Il n’en fallait pas plus pour confondre les autorités et conforter l’opinion dans sa thèse consistant à affirmer urbi et orbi que la justice gabonaise, en dehors d’être aux ordres, est corrompue. Comment ne pas alors croire le Ministre de la justice, Francis Nkéa Ndzigue, qui vient lever un pan du voile sur ce qui paraissait encore tabou, il y a quelques temps, en jetant à la face de ses compatriotes dont cela ne constitue point une surprise pour nombre d’entre eux, que les magistrats sont corrompus. Et paf ! Comment cela sera-t-il interprété par ces derniers dont la collusion avec le pouvoir est pourtant avérée ?
Si nous étions sous d’autres cieux, la dernière déclaration du Ministre gabonais de la Justice aurait très certainement fait l’effet d’un pavé dans la marre. Et des toges auraient été brulées ou des magistrats se seraient mis en grève. Car, ce qui pousse Francis Nkéa Ndzigue à faire cette sortie n’est autre qu’un face-à-face avec une juge d’instruction qui aurait libéré un prévenu, chose que condamne l’autorité politique, s’appuyant sur l’argument selon lequel la personne élargie n’est autre qu’un bandit de grand chemin. Convoquée au cabinet du patron de la justice, la juge d’instruction a été couverte de menaces, y compris de suspension de salaire. Ce qui a provoqué une levée de bouclier dans la presse locale, souvent friande de tels faits. Laquelle presse qui s’étonnait sans doute sous le couvert d’hommes de lois que le politique s’immisce dans les affaires judiciaires au point de convoquer un magistrat dans l’exercice de ses fonctions.
Fallait-il à Francis Nkéa Ndzigue se comporter de la sorte quand on sait qu’il est lui-même homme de loi ? N’y avait-il pas mieux à faire ? Ses conseillers ont-ils été consultés ? Si oui, que lui ont-ils suggéré ? Ce sont là les questions que se posent de nombreux citoyens, même ceux qui ne sont pas très au fait des problèmes judiciaires, en ces moments où l’on pointe un doigt accusateur sur les autorités dont on ne cesse de dénoncer les entraves à la justice. Dans quel registre le Ministre gabonais de la Justice a-t-il placé le sacro-saint principe de la séparation des pouvoirs que nous devons à nos « ancêtres les Gaulois » ? Quelle proposition émet-il pour que ces magistrats qu’il dit corrompus ne le soient plus ? En fait, est-ce la première fois qu’une telle affirmation est soutenue, nonobstant d’où elle vient sans que cela n’émeuve personne, sauf peut-être ceux qui se retournent dans leur tombe à l’idée de savoir qu’il y a quelque chose qui semble ne plus tourner rond à Gabao.

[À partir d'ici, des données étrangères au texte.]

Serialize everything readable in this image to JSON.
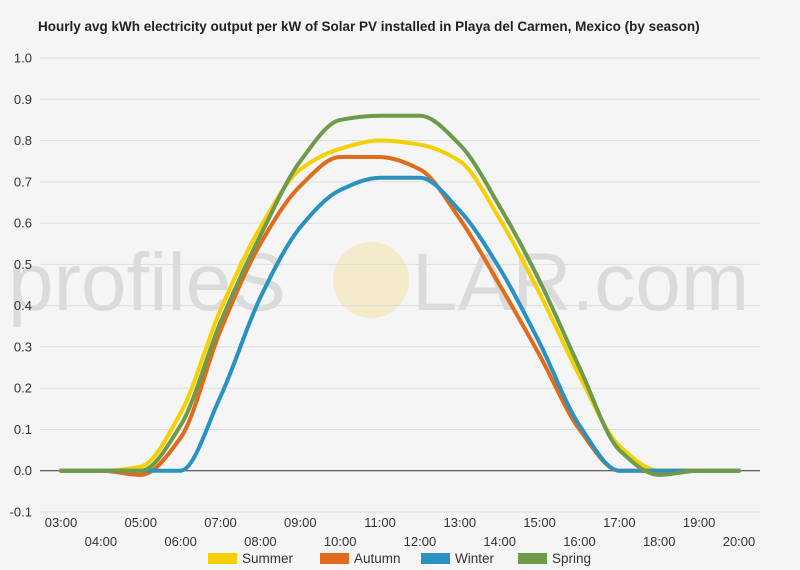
{
  "watermark": {
    "text_left": "profileS",
    "text_right": "LAR.com"
  },
  "chart_data": {
    "type": "line",
    "title": "Hourly avg kWh electricity output per kW of Solar PV installed in Playa del Carmen, Mexico (by season)",
    "xlabel": "",
    "ylabel": "",
    "ylim": [
      -0.1,
      1.0
    ],
    "yticks": [
      "-0.1",
      "0.0",
      "0.1",
      "0.2",
      "0.3",
      "0.4",
      "0.5",
      "0.6",
      "0.7",
      "0.8",
      "0.9",
      "1.0"
    ],
    "x": [
      "03:00",
      "04:00",
      "05:00",
      "06:00",
      "07:00",
      "08:00",
      "09:00",
      "10:00",
      "11:00",
      "12:00",
      "13:00",
      "14:00",
      "15:00",
      "16:00",
      "17:00",
      "18:00",
      "19:00",
      "20:00"
    ],
    "grid": true,
    "legend_position": "bottom",
    "series": [
      {
        "name": "Summer",
        "color": "#f5d000",
        "values": [
          0.0,
          0.0,
          0.01,
          0.14,
          0.39,
          0.59,
          0.73,
          0.78,
          0.8,
          0.79,
          0.75,
          0.61,
          0.43,
          0.23,
          0.06,
          0.0,
          0.0,
          0.0
        ]
      },
      {
        "name": "Autumn",
        "color": "#e06b1c",
        "values": [
          0.0,
          0.0,
          -0.01,
          0.08,
          0.34,
          0.55,
          0.69,
          0.76,
          0.76,
          0.73,
          0.61,
          0.45,
          0.28,
          0.1,
          0.0,
          0.0,
          0.0,
          0.0
        ]
      },
      {
        "name": "Winter",
        "color": "#2a92c0",
        "values": [
          0.0,
          0.0,
          0.0,
          0.0,
          0.18,
          0.42,
          0.59,
          0.68,
          0.71,
          0.71,
          0.63,
          0.49,
          0.31,
          0.11,
          0.0,
          0.0,
          0.0,
          0.0
        ]
      },
      {
        "name": "Spring",
        "color": "#6f9a4c",
        "values": [
          0.0,
          0.0,
          0.0,
          0.11,
          0.36,
          0.57,
          0.75,
          0.85,
          0.86,
          0.86,
          0.79,
          0.64,
          0.46,
          0.25,
          0.05,
          -0.01,
          0.0,
          0.0
        ]
      }
    ]
  }
}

Depuis que le pays a acquis son indépendance le 17 août 1960, jamais un Ministre de la Justice, à moins qu’on nous apporte la preuve du contraire, n’a osé tenir pareille propos vis-à-vis des magistrats. Est-ce le début d’une nouvelle ère ? Laquelle ? En tout cas, cela risque de jeter un discrédit sur cette justice déjà accusée de plusieurs maux et remettre en cause l’autorité même de l’État, à travers ceux qui l’incarnent, à savoir les membres du Gouvernement. L’on a souvent avancé que l’impunité était une règle d’or au Gabon, cette idée ne se renforcera-t-elle pas après la sortie du Ministre de la Justice ? Qu’adviendra-t-il de l’interprétation qu’en feront les citoyens dont nombre ont des affaires pendantes au tribunal et affirment avoir raison ? Peut-être allons- nous vers la fin de la justice à deux vitesses.